Je secoue la tête en souriant, vaincu.
– Accordé, lâché-je en me postant devant lui. Tu pourrais me rendre mon téléphone, maintenant, s'il te plaît, ô Sasha, meilleur ami de mon cœur que j'adore et dont je ne veux que le bonheur ?
Il sourit d'un air satisfait, se penche et fouille un instant dans mon sac avant de me tendre ce que je lui demande.
– Oh, tiens, dit-il en fixant l'écran. T'as un message de Prune.
Interloqué, je fronce les sourcils. Comment ça, un message de Prune ? Je n'ai pas son numéro...
Je récupère mon portable et regarde à mon tour le fameux message.
La notification vient d'Instagram. Apparemment, @prumendes m'a envoyé un message privé.
« Salut Alex, c'est Prune. J'ai trouvé ton compte dans mes suggestions, donc... Coucou ? Ah, et désolée si je te dérange, j'espère que ce n'est pas le cas ? »

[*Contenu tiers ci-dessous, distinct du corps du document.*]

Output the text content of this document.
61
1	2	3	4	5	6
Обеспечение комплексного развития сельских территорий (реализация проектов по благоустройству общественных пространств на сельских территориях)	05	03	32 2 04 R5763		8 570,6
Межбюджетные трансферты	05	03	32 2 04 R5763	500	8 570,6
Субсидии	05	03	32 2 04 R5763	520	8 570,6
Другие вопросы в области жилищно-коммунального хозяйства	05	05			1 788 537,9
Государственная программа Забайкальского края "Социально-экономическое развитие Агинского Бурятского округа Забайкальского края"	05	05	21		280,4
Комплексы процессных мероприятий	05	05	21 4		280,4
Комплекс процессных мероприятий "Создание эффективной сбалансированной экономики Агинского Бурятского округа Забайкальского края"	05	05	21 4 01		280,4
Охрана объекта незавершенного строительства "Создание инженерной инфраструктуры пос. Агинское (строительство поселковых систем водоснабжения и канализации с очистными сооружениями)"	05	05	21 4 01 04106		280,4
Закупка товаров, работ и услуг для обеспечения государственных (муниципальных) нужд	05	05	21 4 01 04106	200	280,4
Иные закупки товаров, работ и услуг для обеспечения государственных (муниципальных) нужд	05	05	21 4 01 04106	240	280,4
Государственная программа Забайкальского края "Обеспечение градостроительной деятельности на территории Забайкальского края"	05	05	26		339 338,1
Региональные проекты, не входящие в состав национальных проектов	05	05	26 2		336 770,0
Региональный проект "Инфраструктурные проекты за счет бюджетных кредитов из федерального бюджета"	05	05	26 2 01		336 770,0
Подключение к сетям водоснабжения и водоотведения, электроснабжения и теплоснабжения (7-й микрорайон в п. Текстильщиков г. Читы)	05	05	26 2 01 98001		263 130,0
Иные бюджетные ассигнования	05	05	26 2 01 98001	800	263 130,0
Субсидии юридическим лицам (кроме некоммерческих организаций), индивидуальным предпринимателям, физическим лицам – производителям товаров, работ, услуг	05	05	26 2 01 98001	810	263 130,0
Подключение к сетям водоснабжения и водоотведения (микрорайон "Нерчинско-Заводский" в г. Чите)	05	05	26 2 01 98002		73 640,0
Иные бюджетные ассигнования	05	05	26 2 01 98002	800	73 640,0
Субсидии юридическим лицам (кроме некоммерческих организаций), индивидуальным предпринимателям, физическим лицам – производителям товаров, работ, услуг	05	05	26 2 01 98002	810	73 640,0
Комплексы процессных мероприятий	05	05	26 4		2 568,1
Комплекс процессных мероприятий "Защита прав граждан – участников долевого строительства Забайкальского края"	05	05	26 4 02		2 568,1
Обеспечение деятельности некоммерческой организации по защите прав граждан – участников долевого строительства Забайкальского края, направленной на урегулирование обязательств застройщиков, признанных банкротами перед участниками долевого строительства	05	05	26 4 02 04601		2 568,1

Un large sourire étire immédiatement mes lèvres, mon regard fixé sur les mots de Prune. Je répondrai plus tard, mais je ne l'oublie pas.
– Qu'est-ce qu'elle dit ? demande Sasha avec un regard en coin et un sourire plus qu'explicite.
Je soupire en riant.
– Rien de particulier.
– Pourquoi tu souris comme ça, alors ?
Il a toujours son petit sourire moqueur et ses yeux joueurs. Il m'énerve autant que je l'adore.